Cependant, la déclaration n’est pas requise si la valeur brute des biens transmis est inférieure à 50 000 € pour les conjoints ou enfants, ou à 3 000 € pour d’autres bénéficiaires. Dans ce cas, une simple inscription auprès du service des impôts du domicile du défunt suffit. Souvent, aucun droit de succession n’est dû, et la transmission s’achève rapidement.

Dès lors que le patrimoine transmis aux héritiers directs ne dépasse pas 50 000 € (ou 3 000 € dans d’autres configurations), le recours au notaire pour la déclaration de succession n’est pas utile. L’acte de notoriété peut être demandé, mais rien n’empêche de gérer le reste en autonomie pour éviter les frais supplémentaires.

Patrimoine supérieur à 50 000 € : le notaire est-il incontournable ?

Lorsque l’actif successoral franchit les 50 000 €, la déclaration de succession devient obligatoire. Certains choisissent de remplir eux-mêmes le formulaire 2705, mais cela implique :

  • établir la liste exhaustive des biens du défunt ;
  • calculer l’actif net après application des abattements légaux (20 % sur la résidence principale, 1 500 € pour les frais d’obsèques, etc.) ;
  • appliquer les abattements familiaux spécifiques ;
  • déterminer puis répartir les éventuels droits à payer.

La démarche est technique. Pour les successions sans bien immobilier, sans testament ni contrat de mariage, il reste possible de tout gérer soi-même. Mais dès que l’un de ces critères s’invite, bien immobilier, existence d’un testament ou d’un contrat de mariage, le recours au notaire s’impose.

Assurance-vie : récupérer les fonds sans notaire ?

La gestion de l’assurance-vie, elle, peut être effectuée directement auprès des banques ou assureurs. Si besoin, le notaire peut être informé de l’existence du contrat, mais cela ne change rien au traitement du dossier si le bénéficiaire s’en charge seul. Pour découvrir un contrat dont on ignore l’existence, il suffit d’écrire à l’AGIRA, qui sollicitera tous les organismes concernés. Ce courrier doit contenir l’acte de décès, la preuve de qualité d’héritier et l’état civil du défunt. Depuis quelques années, le fichier FICOVIE centralise les contrats d’assurance-vie supérieurs à 7 500 €.

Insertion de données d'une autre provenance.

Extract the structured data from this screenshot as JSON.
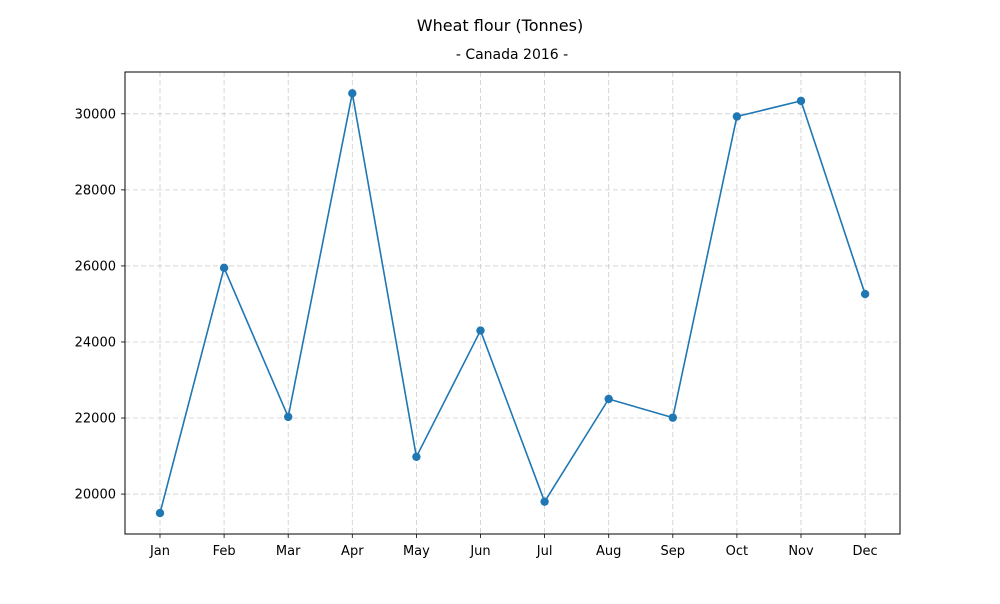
{
  "chart_data": {
    "type": "line",
    "title": "Wheat flour (Tonnes)",
    "subtitle": "- Canada 2016 -",
    "xlabel": "",
    "ylabel": "",
    "categories": [
      "Jan",
      "Feb",
      "Mar",
      "Apr",
      "May",
      "Jun",
      "Jul",
      "Aug",
      "Sep",
      "Oct",
      "Nov",
      "Dec"
    ],
    "series": [
      {
        "name": "Wheat flour",
        "values": [
          19500,
          25950,
          22030,
          30540,
          20980,
          24300,
          19800,
          22500,
          22010,
          29930,
          30340,
          25260
        ]
      }
    ],
    "ylim": [
      18950,
      31100
    ],
    "yticks": [
      20000,
      22000,
      24000,
      26000,
      28000,
      30000
    ],
    "grid": true,
    "legend": "none",
    "colors": {
      "line": "#1f77b4",
      "grid": "#cccccc",
      "axis": "#000000"
    }
  }
}
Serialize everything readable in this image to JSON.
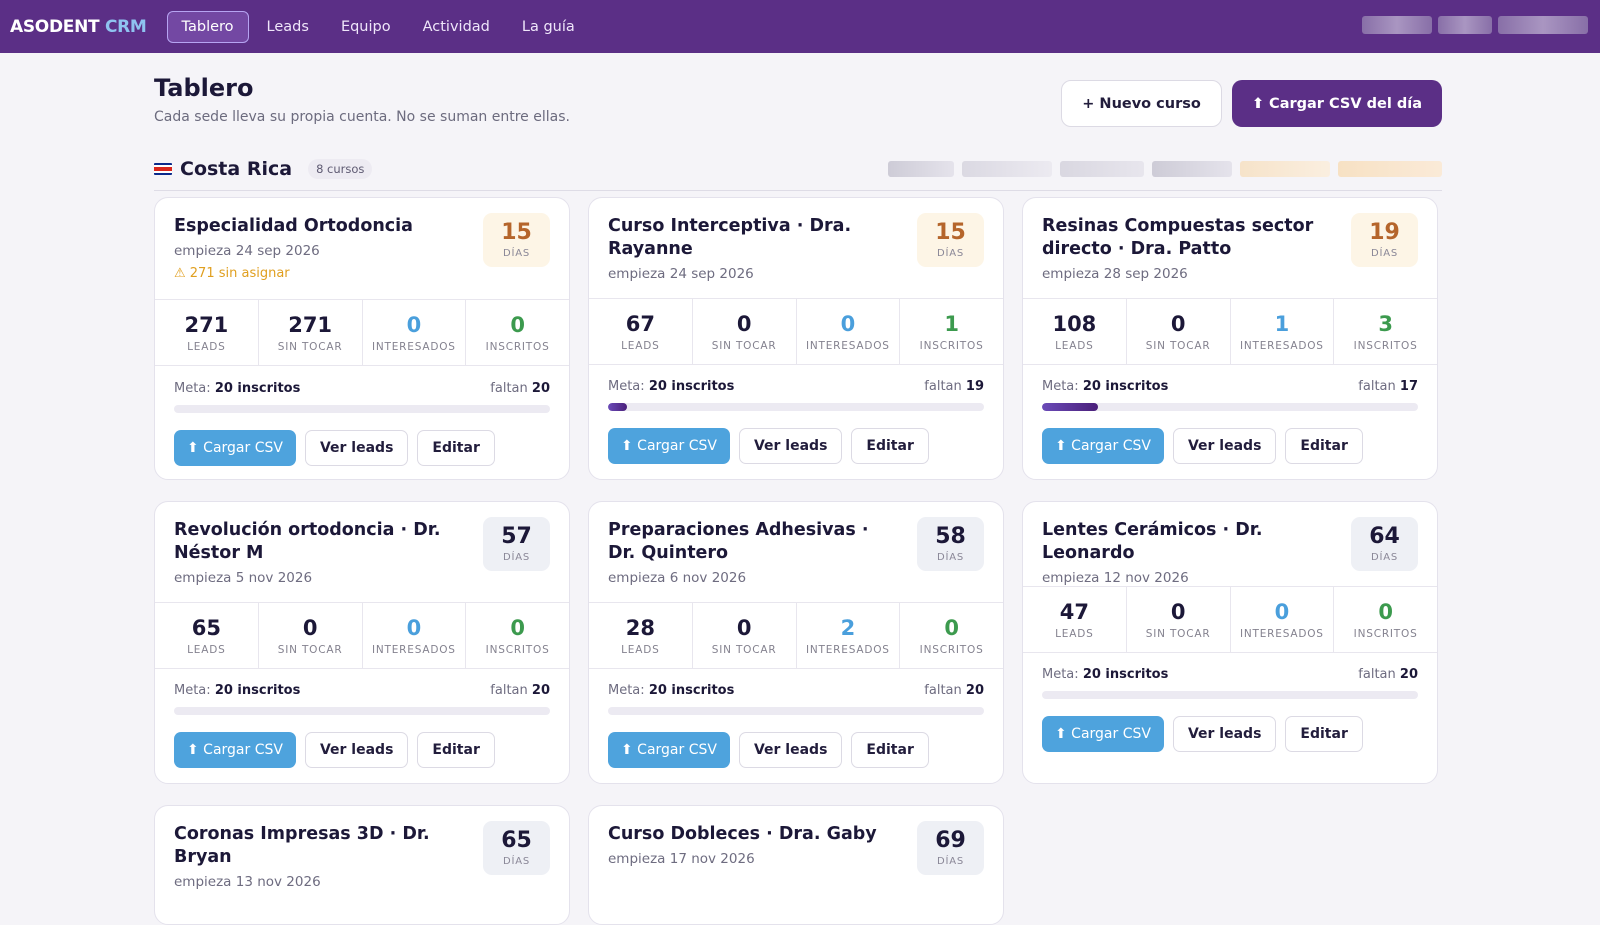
{
  "nav": {
    "brand_main": "ASODENT",
    "brand_accent": "CRM",
    "links": [
      "Tablero",
      "Leads",
      "Equipo",
      "Actividad",
      "La guía"
    ],
    "active_index": 0
  },
  "header": {
    "title": "Tablero",
    "subtitle": "Cada sede lleva su propia cuenta. No se suman entre ellas.",
    "new_course_label": "+ Nuevo curso",
    "upload_label": "⬆ Cargar CSV del día"
  },
  "region": {
    "name": "Costa Rica",
    "count": "8 cursos"
  },
  "labels": {
    "days": "DÍAS",
    "leads": "LEADS",
    "untouched": "SIN TOCAR",
    "interested": "INTERESADOS",
    "enrolled": "INSCRITOS",
    "goal_prefix": "Meta:",
    "goal_value": "20 inscritos",
    "remaining_prefix": "faltan",
    "csv_button": "⬆ Cargar CSV",
    "leads_button": "Ver leads",
    "edit_button": "Editar"
  },
  "courses": [
    {
      "title": "Especialidad Ortodoncia",
      "date": "empieza 24 sep 2026",
      "warning": "⚠ 271 sin asignar",
      "days": "15",
      "tone": "warm",
      "leads": "271",
      "untouched": "271",
      "interested": "0",
      "enrolled": "0",
      "remaining": "20",
      "progress": 0
    },
    {
      "title": "Curso Interceptiva · Dra. Rayanne",
      "date": "empieza 24 sep 2026",
      "warning": "",
      "days": "15",
      "tone": "warm",
      "leads": "67",
      "untouched": "0",
      "interested": "0",
      "enrolled": "1",
      "remaining": "19",
      "progress": 0.05
    },
    {
      "title": "Resinas Compuestas sector directo · Dra. Patto",
      "date": "empieza 28 sep 2026",
      "warning": "",
      "days": "19",
      "tone": "warm",
      "leads": "108",
      "untouched": "0",
      "interested": "1",
      "enrolled": "3",
      "remaining": "17",
      "progress": 0.15
    },
    {
      "title": "Revolución ortodoncia · Dr. Néstor M",
      "date": "empieza 5 nov 2026",
      "warning": "",
      "days": "57",
      "tone": "cool",
      "leads": "65",
      "untouched": "0",
      "interested": "0",
      "enrolled": "0",
      "remaining": "20",
      "progress": 0
    },
    {
      "title": "Preparaciones Adhesivas · Dr. Quintero",
      "date": "empieza 6 nov 2026",
      "warning": "",
      "days": "58",
      "tone": "cool",
      "leads": "28",
      "untouched": "0",
      "interested": "2",
      "enrolled": "0",
      "remaining": "20",
      "progress": 0
    },
    {
      "title": "Lentes Cerámicos · Dr. Leonardo",
      "date": "empieza 12 nov 2026",
      "warning": "",
      "days": "64",
      "tone": "cool",
      "leads": "47",
      "untouched": "0",
      "interested": "0",
      "enrolled": "0",
      "remaining": "20",
      "progress": 0
    },
    {
      "title": "Coronas Impresas 3D · Dr. Bryan",
      "date": "empieza 13 nov 2026",
      "warning": "",
      "days": "65",
      "tone": "cool"
    },
    {
      "title": "Curso Dobleces · Dra. Gaby",
      "date": "empieza 17 nov 2026",
      "warning": "",
      "days": "69",
      "tone": "cool"
    }
  ]
}
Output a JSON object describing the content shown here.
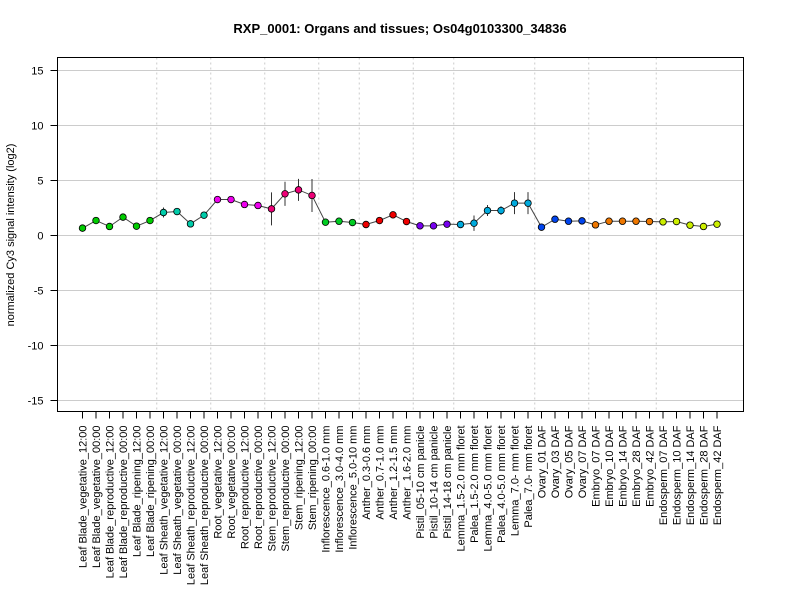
{
  "chart_data": {
    "type": "line",
    "title": "RXP_0001: Organs and tissues; Os04g0103300_34836",
    "xlabel": "",
    "ylabel": "normalized Cy3 signal intensity (log2)",
    "ylim": [
      -16,
      16
    ],
    "yticks": [
      -15,
      -10,
      -5,
      0,
      5,
      10,
      15
    ],
    "grid": true,
    "categories": [
      "Leaf Blade_vegetative_12:00",
      "Leaf Blade_vegetative_00:00",
      "Leaf Blade_reproductive_12:00",
      "Leaf Blade_reproductive_00:00",
      "Leaf Blade_ripening_12:00",
      "Leaf Blade_ripening_00:00",
      "Leaf Sheath_vegetative_12:00",
      "Leaf Sheath_vegetative_00:00",
      "Leaf Sheath_reproductive_12:00",
      "Leaf Sheath_reproductive_00:00",
      "Root_vegetative_12:00",
      "Root_vegetative_00:00",
      "Root_reproductive_12:00",
      "Root_reproductive_00:00",
      "Stem_reproductive_12:00",
      "Stem_reproductive_00:00",
      "Stem_ripening_12:00",
      "Stem_ripening_00:00",
      "Inflorescence_0.6-1.0 mm",
      "Inflorescence_3.0-4.0 mm",
      "Inflorescence_5.0-10 mm",
      "Anther_0.3-0.6 mm",
      "Anther_0.7-1.0 mm",
      "Anther_1.2-1.5 mm",
      "Anther_1.6-2.0 mm",
      "Pistil_05-10 cm panicle",
      "Pistil_10-14 cm panicle",
      "Pistil_14-18 cm panicle",
      "Lemma_1.5-2.0 mm floret",
      "Palea_1.5-2.0 mm floret",
      "Lemma_4.0-5.0 mm floret",
      "Palea_4.0-5.0 mm floret",
      "Lemma_7.0- mm floret",
      "Palea_7.0- mm floret",
      "Ovary_01 DAF",
      "Ovary_03 DAF",
      "Ovary_05 DAF",
      "Ovary_07 DAF",
      "Embryo_07 DAF",
      "Embryo_10 DAF",
      "Embryo_14 DAF",
      "Embryo_28 DAF",
      "Embryo_42 DAF",
      "Endosperm_07 DAF",
      "Endosperm_10 DAF",
      "Endosperm_14 DAF",
      "Endosperm_28 DAF",
      "Endosperm_42 DAF"
    ],
    "values": [
      0.67,
      1.36,
      0.82,
      1.67,
      0.85,
      1.36,
      2.09,
      2.18,
      1.06,
      1.85,
      3.27,
      3.27,
      2.82,
      2.73,
      2.42,
      3.79,
      4.15,
      3.64,
      1.21,
      1.3,
      1.18,
      1.0,
      1.36,
      1.88,
      1.27,
      0.88,
      0.88,
      1.03,
      1.0,
      1.12,
      2.27,
      2.27,
      2.94,
      2.94,
      0.76,
      1.48,
      1.3,
      1.33,
      0.97,
      1.3,
      1.3,
      1.3,
      1.27,
      1.24,
      1.27,
      0.94,
      0.82,
      1.03
    ],
    "errors": [
      0.1,
      0.25,
      0.1,
      0.3,
      0.1,
      0.2,
      0.45,
      0.3,
      0.1,
      0.3,
      0.1,
      0.1,
      0.1,
      0.1,
      1.5,
      1.1,
      1.0,
      1.5,
      0.1,
      0.1,
      0.1,
      0.1,
      0.1,
      0.2,
      0.2,
      0.2,
      0.2,
      0.2,
      0.2,
      0.7,
      0.5,
      0.4,
      1.0,
      1.0,
      0.2,
      0.1,
      0.1,
      0.1,
      0.1,
      0.1,
      0.1,
      0.1,
      0.1,
      0.1,
      0.2,
      0.1,
      0.1,
      0.1
    ],
    "groups": [
      {
        "name": "Leaf Blade",
        "count": 6,
        "color": "#00cc00"
      },
      {
        "name": "Leaf Sheath",
        "count": 4,
        "color": "#00ccaa"
      },
      {
        "name": "Root",
        "count": 4,
        "color": "#ee00ee"
      },
      {
        "name": "Stem",
        "count": 4,
        "color": "#ee0077"
      },
      {
        "name": "Inflorescence",
        "count": 3,
        "color": "#00cc22"
      },
      {
        "name": "Anther",
        "count": 4,
        "color": "#ee0000"
      },
      {
        "name": "Pistil",
        "count": 3,
        "color": "#7700ee"
      },
      {
        "name": "Lemma/Palea",
        "count": 6,
        "color": "#00aadd"
      },
      {
        "name": "Ovary",
        "count": 4,
        "color": "#0044ee"
      },
      {
        "name": "Embryo",
        "count": 5,
        "color": "#ee7700"
      },
      {
        "name": "Endosperm",
        "count": 5,
        "color": "#ccee00"
      }
    ]
  }
}
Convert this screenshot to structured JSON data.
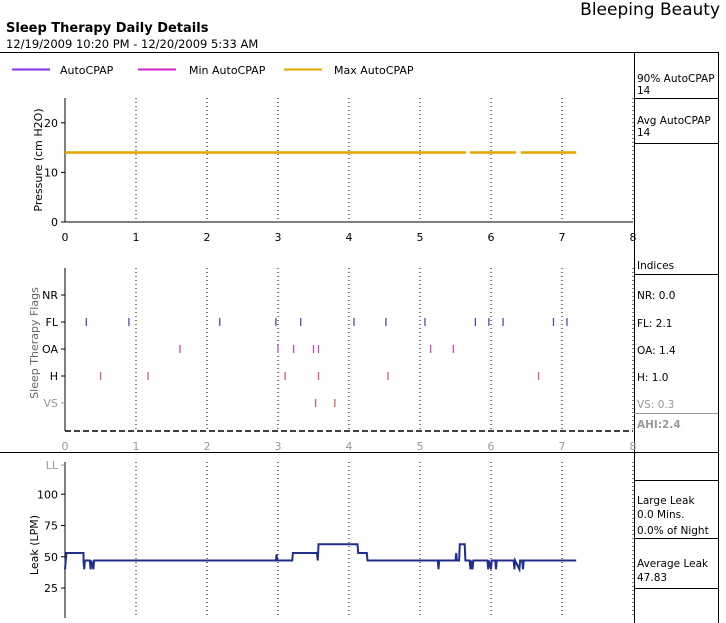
{
  "header": {
    "brand": "Bleeping Beauty",
    "title": "Sleep Therapy Daily Details",
    "date_range": "12/19/2009 10:20 PM - 12/20/2009 5:33 AM"
  },
  "legend": [
    {
      "label": "AutoCPAP",
      "color": "#8a2be2"
    },
    {
      "label": "Min AutoCPAP",
      "color": "#d21ec8"
    },
    {
      "label": "Max AutoCPAP",
      "color": "#e6a400"
    }
  ],
  "side_panel": {
    "p90_label": "90% AutoCPAP",
    "p90_value": "14",
    "avg_label": "Avg AutoCPAP",
    "avg_value": "14",
    "indices_label": "Indices",
    "nr": "NR: 0.0",
    "fl": "FL: 2.1",
    "oa": "OA: 1.4",
    "h": "H: 1.0",
    "vs": "VS: 0.3",
    "ahi": "AHI:2.4",
    "large_leak_label": "Large Leak",
    "large_leak_mins": "0.0 Mins.",
    "large_leak_pct": "0.0% of Night",
    "avg_leak_label": "Average Leak",
    "avg_leak_value": "47.83"
  },
  "chart_data": [
    {
      "type": "line",
      "ylabel": "Pressure (cm H2O)",
      "xlim": [
        0,
        8
      ],
      "ylim": [
        0,
        25
      ],
      "x_ticks": [
        "0",
        "1",
        "2",
        "3",
        "4",
        "5",
        "6",
        "7",
        "8"
      ],
      "y_ticks": [
        "0",
        "10",
        "20"
      ],
      "series": [
        {
          "name": "Max AutoCPAP",
          "color": "#e6a400",
          "segments": [
            [
              0,
              5.65
            ],
            [
              5.7,
              6.35
            ],
            [
              6.42,
              7.2
            ]
          ],
          "value": 14
        }
      ]
    },
    {
      "type": "scatter",
      "ylabel": "Sleep Therapy Flags",
      "xlim": [
        0,
        8
      ],
      "x_ticks": [
        "0",
        "1",
        "2",
        "3",
        "4",
        "5",
        "6",
        "7",
        "8"
      ],
      "categories": [
        "NR",
        "FL",
        "OA",
        "H",
        "VS"
      ],
      "events": {
        "NR": [],
        "FL": [
          0.3,
          0.9,
          2.18,
          2.97,
          3.32,
          4.07,
          4.52,
          5.07,
          5.78,
          5.97,
          6.17,
          6.88,
          7.07
        ],
        "OA": [
          1.62,
          3.0,
          3.22,
          3.5,
          3.57,
          5.15,
          5.47
        ],
        "H": [
          0.5,
          1.17,
          3.1,
          3.57,
          4.55,
          6.67
        ],
        "VS": [
          3.53,
          3.8
        ]
      },
      "colors": {
        "NR": "#777777",
        "FL": "#4b4bb4",
        "OA": "#c64bb4",
        "H": "#d06060",
        "VS": "#d06060"
      }
    },
    {
      "type": "line",
      "ylabel": "Leak (LPM)",
      "xlim": [
        0,
        8
      ],
      "ylim": [
        0,
        120
      ],
      "y_ticks": [
        "25",
        "50",
        "75",
        "100",
        "LL"
      ],
      "series": [
        {
          "name": "",
          "color": "#1f2d8c",
          "points": [
            [
              0,
              40
            ],
            [
              0.02,
              53
            ],
            [
              0.26,
              53
            ],
            [
              0.26,
              47
            ],
            [
              0.27,
              40
            ],
            [
              0.28,
              47
            ],
            [
              0.35,
              47
            ],
            [
              0.36,
              40
            ],
            [
              0.37,
              47
            ],
            [
              0.4,
              40
            ],
            [
              0.41,
              47
            ],
            [
              2.97,
              47
            ],
            [
              2.98,
              52
            ],
            [
              2.99,
              47
            ],
            [
              3.2,
              47
            ],
            [
              3.21,
              53
            ],
            [
              3.55,
              53
            ],
            [
              3.56,
              47
            ],
            [
              3.57,
              60
            ],
            [
              4.12,
              60
            ],
            [
              4.13,
              53
            ],
            [
              4.25,
              53
            ],
            [
              4.26,
              47
            ],
            [
              5.25,
              47
            ],
            [
              5.26,
              40
            ],
            [
              5.27,
              47
            ],
            [
              5.5,
              47
            ],
            [
              5.51,
              53
            ],
            [
              5.52,
              47
            ],
            [
              5.55,
              47
            ],
            [
              5.56,
              60
            ],
            [
              5.63,
              60
            ],
            [
              5.64,
              47
            ],
            [
              5.7,
              47
            ],
            [
              5.71,
              40
            ],
            [
              5.72,
              47
            ],
            [
              5.74,
              40
            ],
            [
              5.75,
              47
            ],
            [
              5.95,
              47
            ],
            [
              5.96,
              40
            ],
            [
              5.97,
              47
            ],
            [
              6.0,
              40
            ],
            [
              6.01,
              47
            ],
            [
              6.06,
              47
            ],
            [
              6.07,
              40
            ],
            [
              6.08,
              47
            ],
            [
              6.32,
              47
            ],
            [
              6.33,
              40
            ],
            [
              6.34,
              47
            ],
            [
              6.4,
              40
            ],
            [
              6.41,
              47
            ],
            [
              6.44,
              47
            ],
            [
              6.45,
              40
            ],
            [
              6.46,
              47
            ],
            [
              7.2,
              47
            ]
          ]
        }
      ]
    }
  ]
}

Une fois l’existence du contrat confirmée, le bénéficiaire doit simplement informer la banque, fournir une pièce d’identité, l’acte de décès et un relevé bancaire. Un formulaire lui sera transmis pour permettre à l’établissement de calculer l’éventuelle fiscalité, notamment si d’autres contrats ont été perçus dans d’autres banques. Pour plus de détails, voir ici : comment puis-je rétablir l’assurance-vie en cas de décès ?

Le notaire : passage obligé ou choix personnel ?

En pratique, pour les successions inférieures à 5 335 €, la mairie peut suffire pour obtenir le certificat d’hérédité. Pour tous les autres cas, la première étape chez le notaire, l’acte de notoriété, reste quasi incontournable. Mais pour les héritiers directs d’un patrimoine inférieur à 50 000 €, rien n’impose de leur confier la suite. Au-delà, ou en présence d’un bien immobilier, d’un testament ou d’un contrat de mariage, l’intervention du notaire devient la règle.

Quant à l’assurance-vie, il est vivement conseillé de traiter directement auprès de la banque ou de l’assureur. Ces démarches sont accessibles à tous, quel que soit le montant de la succession.

Face à l’ampleur des choix, il n’existe pas de recette universelle. Mais une chose est sûre : savoir quand le notaire est incontournable, et quand il ne l’est pas, permet d’éviter des frais inutiles… et de traverser cette épreuve avec un peu plus de liberté.